但奥兰多是女人,帕尔默斯顿勋爵刚刚证明了这一点。描写女人的生活,人们的共识是,行动可以不论,只管讲述爱情。有位诗人说过,爱情是女人生存的要义。我们看一眼伏案写作的奥兰多,就必须承认,她的确是最适合这一使命的女子。当然,既然她是女子,又有美貌,且在妙龄,她很快就会不再煞有介事地写作和思索,开始哪怕思念一位猎场看守人(只要她是在想男人,无人反对女人思索)。然后,她将给他写张小纸条(只要她写小纸条,也无人反对女人写作),约他星期日黄昏时分幽会,而星期日黄昏将至,猎场看守人将在窗下吹口哨。所有这一切,当然正是生活的本质,而且是小说惟一可能的素材。那么奥兰多是不是肯定会做这些事情中的一件呢?唉,简直太遗憾了,奥兰多一件也没有做。如此一来,我们是否必须承认,奥兰多属于那些没有爱情的谬种?她喜欢狗,忠于朋友,酷爱诗歌,曾慷慨解囊,救济十来个饥肠辘辘的诗人。但爱情与善良、忠诚、慷慨或诗歌毫不相干。我们此处所说,是男性小说家定义的那种爱情,毕竟除此之外,何人还能有更大的权威呢?爱情就是褪去衬裙和——我们大家都知道爱情是什么。那么奥兰多做没做那件事呢?事实迫使我们说没有,她没有做。那么,倘若我们的传主既不去爱,又不去杀人,只是思索和遐想,那我们就可以断定他或她几乎是死尸一具,我们应该一走了之。
现在,留给我们的惟一对策,就是眺望窗外。窗外有麻雀、椋鸟、几只鸽子和一两只秃鼻乌鸦,都在忙着追求自己的时尚,或寻觅蚯蚓,或寻觅蜗牛,或振翅飞上树枝,或在草皮上行走一圈。一个男仆,腰上系着绿色台面呢围裙,穿过庭园。我们假定他与配餐室的某个女仆私通,不过在庭园里又没有什么明显的证据,我们只能希望结局圆满,然后一走了之。流云掠过天空,一片片,一团团,把草地映衬得忽明忽暗,变幻不定。日晷神秘如常,记录着时光的流逝。面对这千篇一律的生活,人的大脑开始懒洋洋地、徒然地抛出一两个问题。生活,它唱道,或者不如说它低吟,好似壁炉架上的一把水壶,生活,生活,你是什么?是明还是暗?是仆人的台面呢围裙,还是草地上椋鸟的阴影?

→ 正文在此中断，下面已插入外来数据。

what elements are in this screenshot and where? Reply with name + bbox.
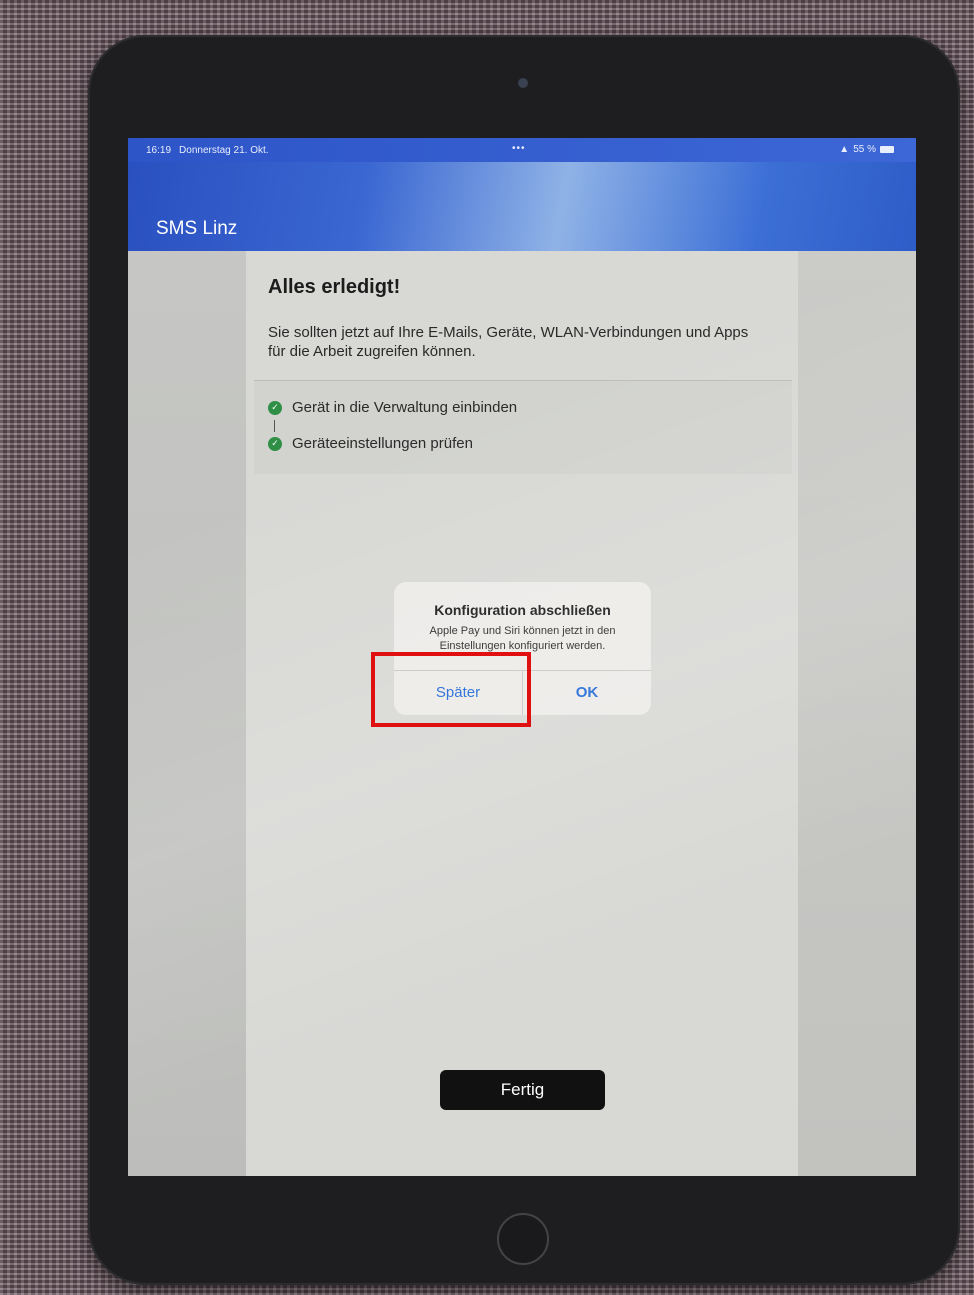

那么,在这个夏日的清晨,这个人人爱慕绚烂的花朵和蜜蜂之时,让我们走出去,探索。嗡嗡嘤嘤的椋鸟,站在簸箕沿儿上,啄食柴枝草棍间下人掉落的头发。让我们来问问它(它比云雀更会交际)的意见,我们倚在农舍的大门边,问道,什么是生活;生活,生活,生活!椋鸟叫着,仿佛它听到而且明白我们在说什么。我们有这种令人讨厌的窥探习惯,先在屋里提出问题,然后跑到外面东窥西探,掐几朵雏菊,恰似作家才思枯竭之时所做的那样。椋鸟说,然后,他们到这里来,问我什么是生活;生活,生活,生活!
之后,我们沿着沼泽地中的小径,疲惫地登上高高的山脊,身下是深紫色的山岚。在那里,我们扑向大地;在那里,我们浮想联翩;在那里,我们注视一只螳螂,费力地把一根稻草运回洼地的老家。螳螂说,劳作就是生活(倘若可以给这种来回搬运冠以如此神圣又温柔的名称),或者我们就是这样来解释它那被灰尘呛得窒息的喉管发出的呼呼声。蚂蚁对此表示赞同,还有蜜蜂。但我们躺在这里,若时间久长,可以问傍晚飞来的飞蛾。它们偷偷穿行在灰白色的轮生叶欧石南中。在我们耳边,它们轻轻发出疯狂的呓语,好似暴风雪中电报线发出的声音:嘻嘻,呵呵。笑声,笑声!飞蛾说。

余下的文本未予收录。